I think the court dropped the ball here. On the one hand, I think they were right that using existing works--copyrighted or otherwise--to train a model was transformable fair use. On the other hand, Anthropic and others trained their models on illicit copies of the works; they (more often than not) didn't pay the copyright holders.
There's a doctrine in Fifth Amendment law called "fruit of the poisonous tree." The general rule is that prosecutors don't get to present evidence in a criminal trial that they gained unlawfully. It's excluded. The jury never gets to see it even if it provides incontrovertible evidence of guilt. The point is to discourage law enforcement from violating the rights of the accused during the investigative process, and to obtain a warrant as the Amendment requires.
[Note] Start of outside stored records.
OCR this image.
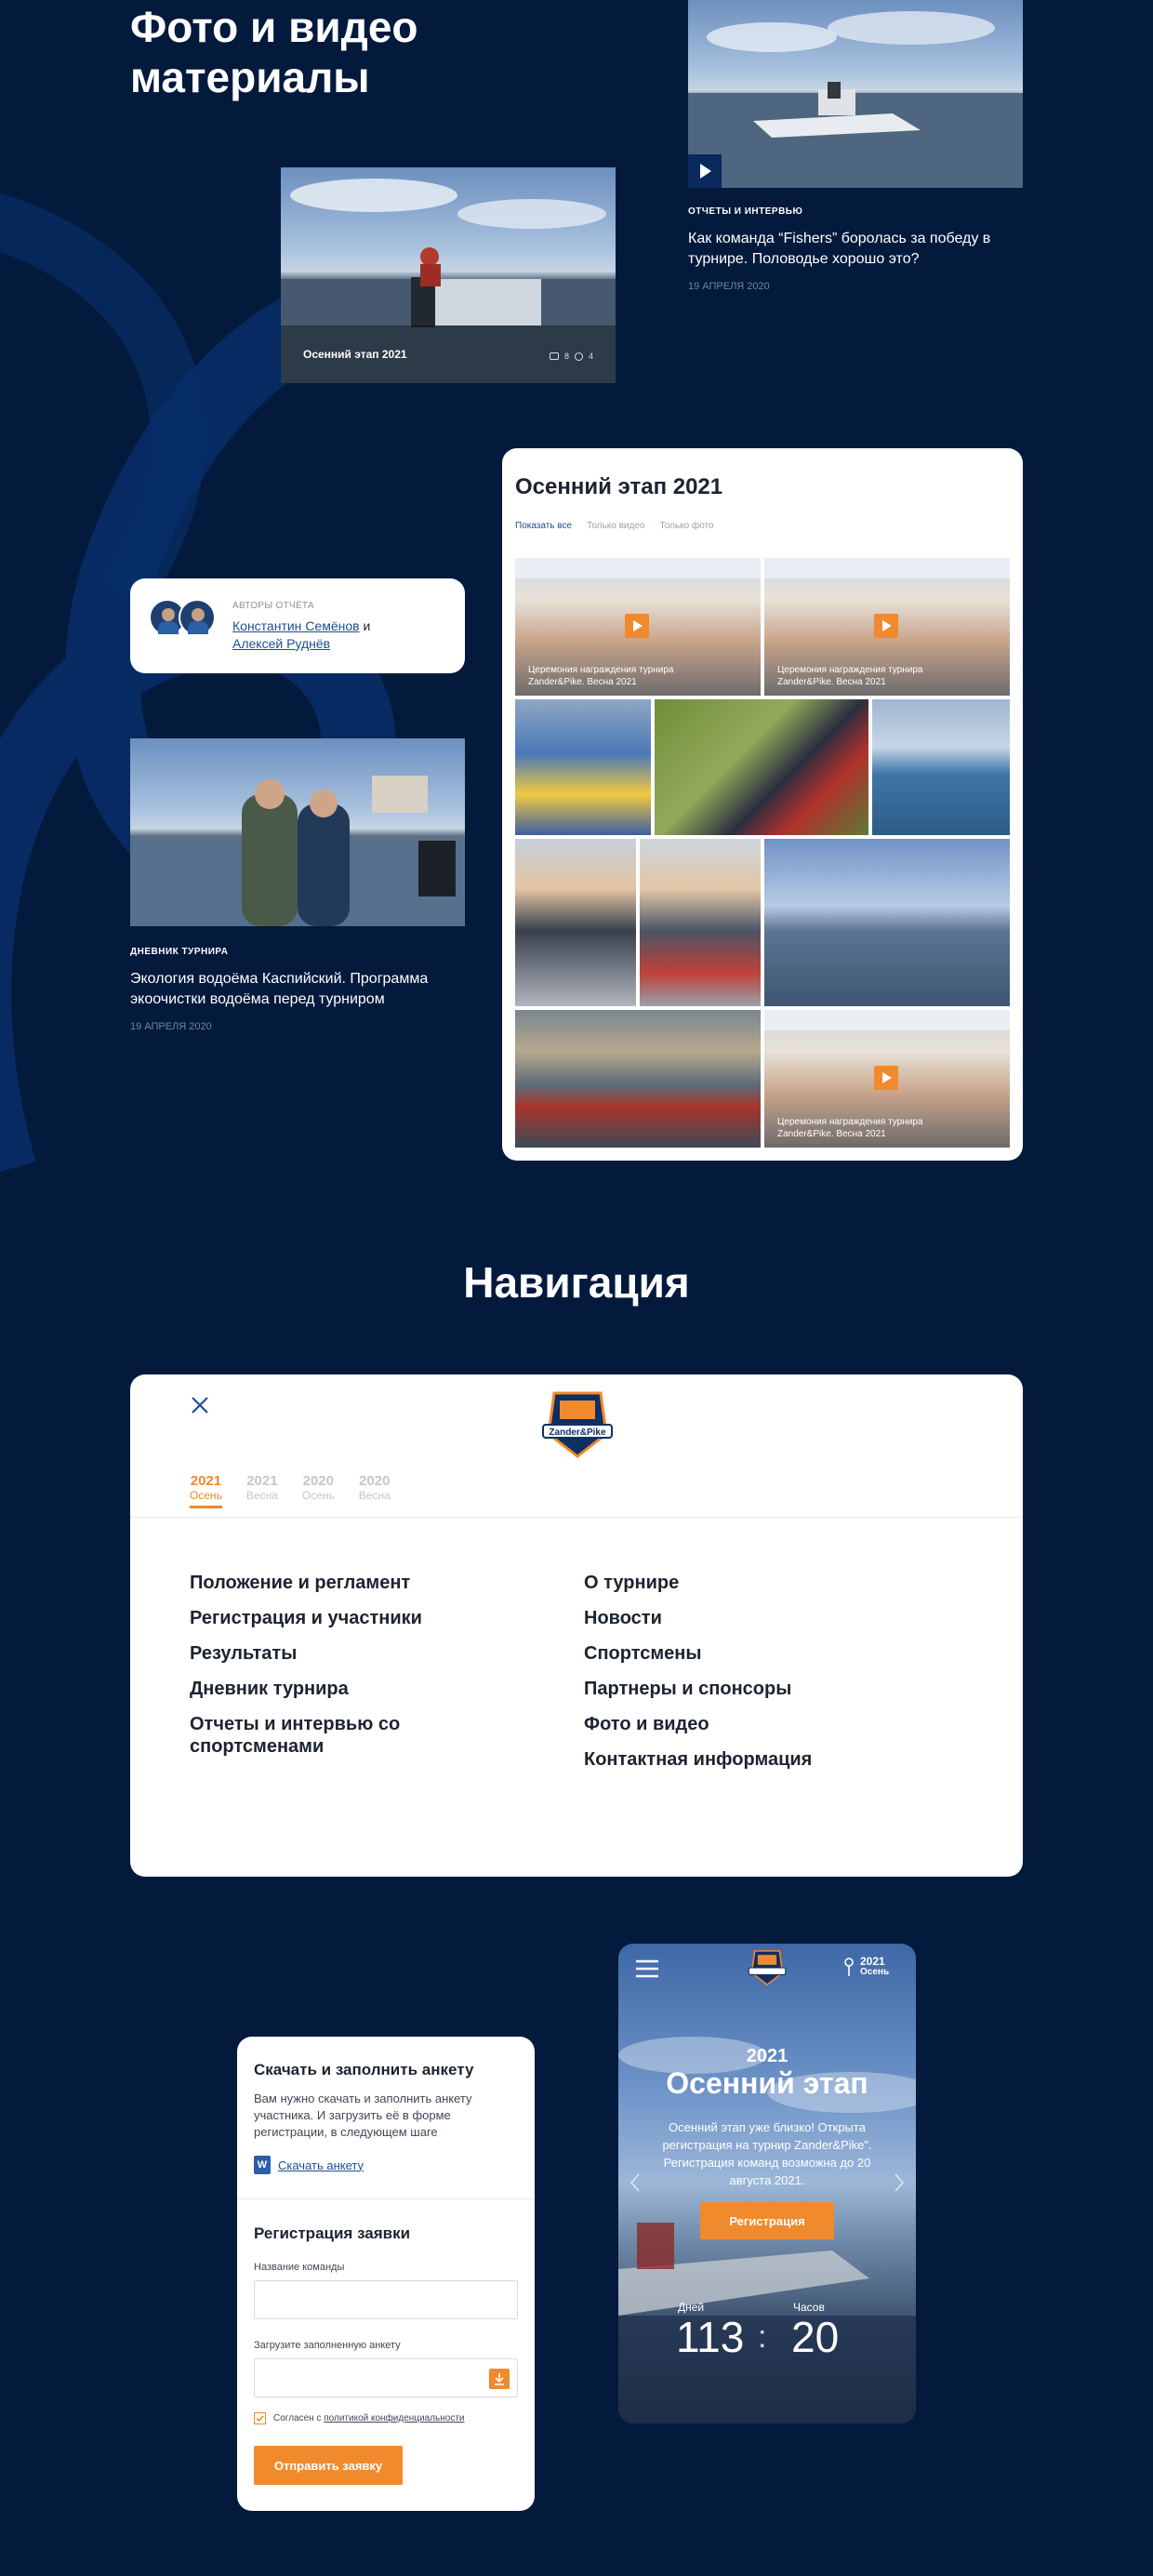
Фото и видео
материалы
ОТЧЕТЫ И ИНТЕРВЬЮ
Как команда “Fishers” боролась за победу в турнире. Половодье хорошо это?
19 АПРЕЛЯ 2020
Осенний этап 2021	8 4
АВТОРЫ ОТЧЁТА
Константин Семёнов и Алексей Руднёв
ДНЕВНИК ТУРНИРА
Экология водоёма Каспийский. Программа экоочистки водоёма перед турниром
19 АПРЕЛЯ 2020
Осенний этап 2021
Показать все Только видео Только фото
Церемония награждения турнира
Zander&Pike. Весна 2021
Церемония награждения турнира
Zander&Pike. Весна 2021
Церемония награждения турнира
Zander&Pike. Весна 2021
Навигация
Zander&Pike
2021
Осень
2021
Весна
2020
Осень
2020
Весна
Положение и регламент
Регистрация и участники
Результаты
Дневник турнира
Отчеты и интервью со спортсменами
О турнире
Новости
Спортсмены
Партнеры и спонсоры
Фото и видео
Контактная информация
Скачать и заполнить анкету
Вам нужно скачать и заполнить анкету участника. И загрузить её в форме регистрации, в следующем шаге
W Скачать анкету
Регистрация заявки
Название команды
Загрузите заполненную анкету
Согласен с политикой конфиденциальности
Отправить заявку
2021
Осень
2021
Осенний этап
Осенний этап уже близко! Открыта регистрация на турнир Zander&Pike". Регистрация команд возможна до 20 августа 2021.
Регистрация
Дней
113 :
Часов
20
It seems to me that the same logic ought to be applied to these companies. They want to make money by building the best models they can. That's fine! They should be able to use all the source data they can legitimately obtain to feed their training process. But if they refuse to do so and resort to piracy, they mustn't be allowed to claim that they then used it fairly in the transformative process.
I was just enumerating some of the issues with the '''solid''' points OP made. Actually addressing them would take too long and be exercise in futility, here, in HN, in april 2026. Why would I put in the effort, for my comment to be flagged and sent to the void? or worse, persisted for ever and used for training without my consent?
And yes, you are right, the legal and moral question of fair use in training data hasn't been settled yet; we agree here.